Tra le varie esperienze di collaborazione c’è il progetto ‘Una stanza per amica’, ideato e realizzato dall’Associazione di promozione sociale #IoTifoSveva per alleviare la sofferenza emotiva che un ricovero lungo per trapianto o autotrapianto comporta e che prevede il coinvolgimento dell’insegnante e della psicologa di reparto. Il progetto si propone di organizzare una stanza che diventi ‘amica’, arredata in base ai desideri e alle passioni del bambino/a, che sia fonte di sorpresa nonché occasione di approfondimento con interventi didattici mirati da sviluppare in base al programma scolastico.

 

Piccoli pazienti oncologici a scuola

 

In una precedente intervista, avete sottolineato come la vostra esperienza solleciti delle sperimentazioni didattiche molto interessanti: può farci qualche esempio?

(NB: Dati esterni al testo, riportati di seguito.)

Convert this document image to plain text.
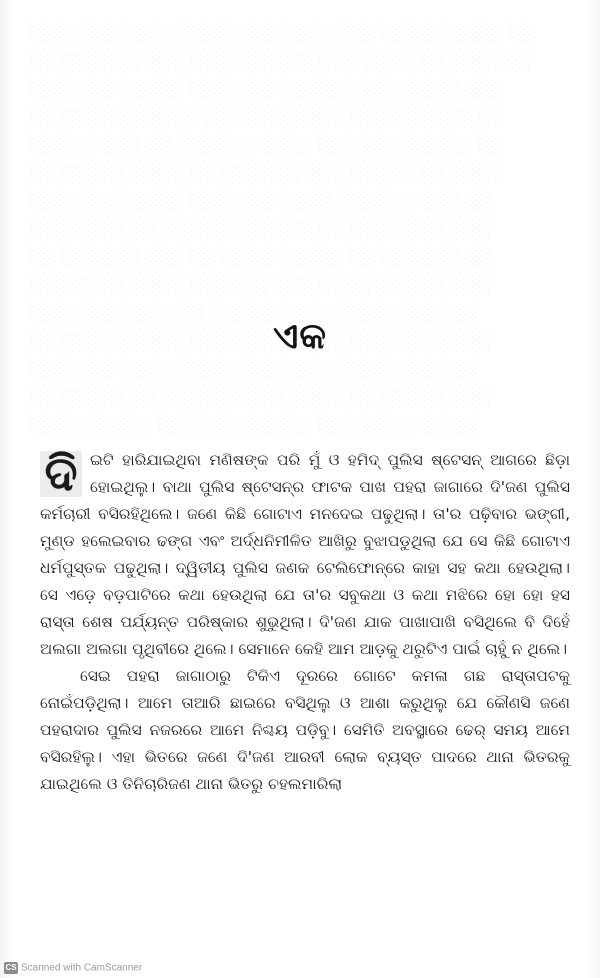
ଏକ

ଦି ଇଟି ହାରିଯାଇଥିବା ମଣିଷଙ୍କ ପରି ମୁଁ ଓ ହମିଦ୍ ପୁଲିସ ଷ୍ଟେସନ୍ ଆଗରେ ଛିଡ଼ା ହୋଇଥିଲୁ। ବାଥା ପୁଲିସ ଷ୍ଟେସନ୍‌ର ଫାଟକ ପାଖ ପହରା ଜାଗାରେ ଦି'ଜଣ ପୁଲିସ କର୍ମଚାରୀ ବସିରହିଥିଲେ। ଜଣେ କିଛି ଗୋଟାଏ ମନଦେଇ ପଢୁଥିଲା। ତା'ର ପଢ଼ିବାର ଭଙ୍ଗୀ, ମୁଣ୍ଡ ହଲେଇବାର ଢଙ୍ଗ ଏବଂ ଅର୍ଦ୍ଧନିମୀଳିତ ଆଖିରୁ ବୁଝାପଡୁଥିଲା ଯେ ସେ କିଛି ଗୋଟାଏ ଧର୍ମପୁସ୍ତକ ପଢୁଥିଲା। ଦ୍ୱିତୀୟ ପୁଲିସ ଜଣକ ଟେଲିଫୋନ୍‌ରେ କାହା ସହ କଥା ହେଉଥିଲା। ସେ ଏଡ଼େ ବଡ଼ପାଟିରେ କଥା ହେଉଥିଲା ଯେ ତା'ର ସବୁକଥା ଓ କଥା ମଝିରେ ହୋ ହୋ ହସ ରାସ୍ତା ଶେଷ ପର୍ଯ୍ୟନ୍ତ ପରିଷ୍କାର ଶୁଭୁଥିଲା। ଦି'ଜଣ ଯାକ ପାଖାପାଖି ବସିଥିଲେ ବି ଦିହେଁ ଅଲଗା ଅଲଗା ପୃଥିବୀରେ ଥିଲେ। ସେମାନେ କେହି ଆମ ଆଡ଼କୁ ଥରୁଟିଏ ପାଇଁ ଚାହୁଁ ନ ଥିଲେ।

ସେଇ ପହରା ଜାଗାଠାରୁ ଟିକିଏ ଦୂରରେ ଗୋଟେ କମଳା ଗଛ ରାସ୍ତାପଟକୁ ନୋଇଁପଡ଼ିଥିଲା। ଆମେ ତାଆରି ଛାଇରେ ବସିଥିଲୁ ଓ ଆଶା କରୁଥିଲୁ ଯେ କୌଣସି ଜଣେ ପହରାଦାର ପୁଲିସ ନଜରରେ ଆମେ ନିଶ୍ଚୟ ପଡ଼ିବୁ। ସେମିତି ଅବସ୍ଥାରେ ଢେର୍ ସମୟ ଆମେ ବସିରହିଲୁ। ଏହା ଭିତରେ ଜଣେ ଦି'ଜଣ ଆରବୀ ଲୋକ ବ୍ୟସ୍ତ ପାଦରେ ଥାନା ଭିତରକୁ ଯାଇଥିଲେ ଓ ତିନିଚାରିଜଣ ଥାନା ଭିତରୁ ଚହଲମାରିଲା

CS Scanned with CamScanner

Mi riferivo al fatto che l’ambiente ospedaliero ha delle peculiarità che possono rivelarsi particolarmente sfidanti e che in molti casi sollecitano soluzioni originali. Ricordo che nei mesi del primo lockdown, da marzo a giugno 2020, quando l’Italia intera è entrata in Dad (didattica a distanza) i docenti della scuola in ospedale sono stati i più preparati e i meglio attrezzati, perché già avevano sperimentato queste modalità, per esempio con i ragazzi immunodepressi.
Le opportunità e i vincoli rappresentati dallo scambio continuo con l’ambiente, con il personale, con le tecnologie e con chi svolge attività di volontariato richiedono ai docenti una grande flessibilità e la capacità di adattare la didattica al contesto, cogliendo il raro privilegio di un rapporto educativo “uno a uno”. Infine, è opportuno sottolineare il ruolo decisivo e complesso di questi insegnanti che animano l’esperienza scolastica in ospedale grazie a una forte motivazione, alta professionalità e intelligenza emotiva. È anche grazie a loro che l’ospedale pediatrico si rivela sempre più una “comunità” ampia, varia e, ci auguriamo, sempre più accogliente.